Ancak içsel olarak güçlü hiçbir dış unsur yıkamaz. Bu anlamda Anadolu’nun ilacı yine Anadolu’da saklı. Gücümüz yanıbaşımızda saklı ama farkında olan az.
Peki bu ilaç ne? Bu da akıl ve sezgileri birleştirmekten, BİR etmektengeçiyor.
Peki bunu nasıl yaparız? Zaten Batı’nın biliminden feyz almak için yüzünü Batı’ya dönmüş olan bir ülkeyiz ve bu şekilde modern bilimleri öğrenip, o alanlarda önce çırak sonra kalfa sonra da usta olmak için gayret edeceğiz.

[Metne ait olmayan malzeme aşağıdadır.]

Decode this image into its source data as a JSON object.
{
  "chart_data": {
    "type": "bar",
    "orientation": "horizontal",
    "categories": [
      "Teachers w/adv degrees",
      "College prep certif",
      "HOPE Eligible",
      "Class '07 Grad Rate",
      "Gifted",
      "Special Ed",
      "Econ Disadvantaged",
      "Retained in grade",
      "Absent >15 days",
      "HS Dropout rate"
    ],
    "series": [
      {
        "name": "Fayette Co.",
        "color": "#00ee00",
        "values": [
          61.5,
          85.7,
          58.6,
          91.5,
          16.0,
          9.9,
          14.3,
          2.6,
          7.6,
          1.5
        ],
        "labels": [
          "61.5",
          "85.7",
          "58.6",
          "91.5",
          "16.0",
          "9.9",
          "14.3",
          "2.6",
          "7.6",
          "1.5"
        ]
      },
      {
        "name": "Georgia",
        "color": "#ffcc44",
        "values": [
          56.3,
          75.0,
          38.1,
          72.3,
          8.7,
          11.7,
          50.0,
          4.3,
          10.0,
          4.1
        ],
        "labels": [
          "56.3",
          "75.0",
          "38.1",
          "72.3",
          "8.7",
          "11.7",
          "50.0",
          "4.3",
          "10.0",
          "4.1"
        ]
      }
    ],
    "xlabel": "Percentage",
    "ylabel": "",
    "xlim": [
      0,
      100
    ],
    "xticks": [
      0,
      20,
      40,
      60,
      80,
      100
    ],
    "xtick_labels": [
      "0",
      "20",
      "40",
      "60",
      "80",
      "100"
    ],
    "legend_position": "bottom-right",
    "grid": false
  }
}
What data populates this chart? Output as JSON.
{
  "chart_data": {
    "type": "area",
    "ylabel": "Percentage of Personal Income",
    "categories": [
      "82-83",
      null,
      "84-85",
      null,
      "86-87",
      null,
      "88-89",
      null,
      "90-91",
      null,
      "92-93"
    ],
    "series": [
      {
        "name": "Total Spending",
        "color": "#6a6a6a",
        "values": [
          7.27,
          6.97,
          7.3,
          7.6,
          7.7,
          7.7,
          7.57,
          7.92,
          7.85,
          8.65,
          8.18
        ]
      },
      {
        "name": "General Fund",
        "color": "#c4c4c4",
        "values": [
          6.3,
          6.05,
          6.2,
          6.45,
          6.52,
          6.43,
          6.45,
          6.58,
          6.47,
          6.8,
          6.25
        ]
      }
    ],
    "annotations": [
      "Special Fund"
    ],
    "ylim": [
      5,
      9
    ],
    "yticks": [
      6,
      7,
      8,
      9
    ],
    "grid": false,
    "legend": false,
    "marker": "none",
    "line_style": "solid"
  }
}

Daha katma değerli ürünler üretebilecek teknik imkan ve kabiliyetlere sahip olmak gayretinde olacağız. Yurtdışına gidip bilimi yerinde öğrenip getireceğiz de, yurtiçinde kendi AR-GE faaliyetlerimizle kendi teknolojimizi de geliştireceğiz. Cehaleti, taassubu, dogmaları bilimden aldığımız ışık ile yıkayıp atacağız. Aklın özgürlüğünü ülkemizin dört bir yanında tesis edip, her şeyi akıl süzgecinden geçireceğiz. Zaten Kur’an da “OKU” emri ile inmedi mi?
ANCAK bilimin ve aklın hakimiyeti tek başına yetmez. Akıl, beden ve ruhtan oluşan insan, mana yönü olmadan tek kanatlı kuşa döner. Uçamaz. Uçsa da yere çakılır, yem olur gider. Kadim külrürel geleneklerini bir dönem unutan fakat sonraları tekrar hatırlayıp, sahip çıkan ve bunu günümüzün modern bilim ve akıl anlayışıyla harmanlayan Japonya, Singapur, Çin gibi ülkeler nasıl yaptıysa bizler de kendi köklerimize ve kültür mirasımıza sahip çıkacağız.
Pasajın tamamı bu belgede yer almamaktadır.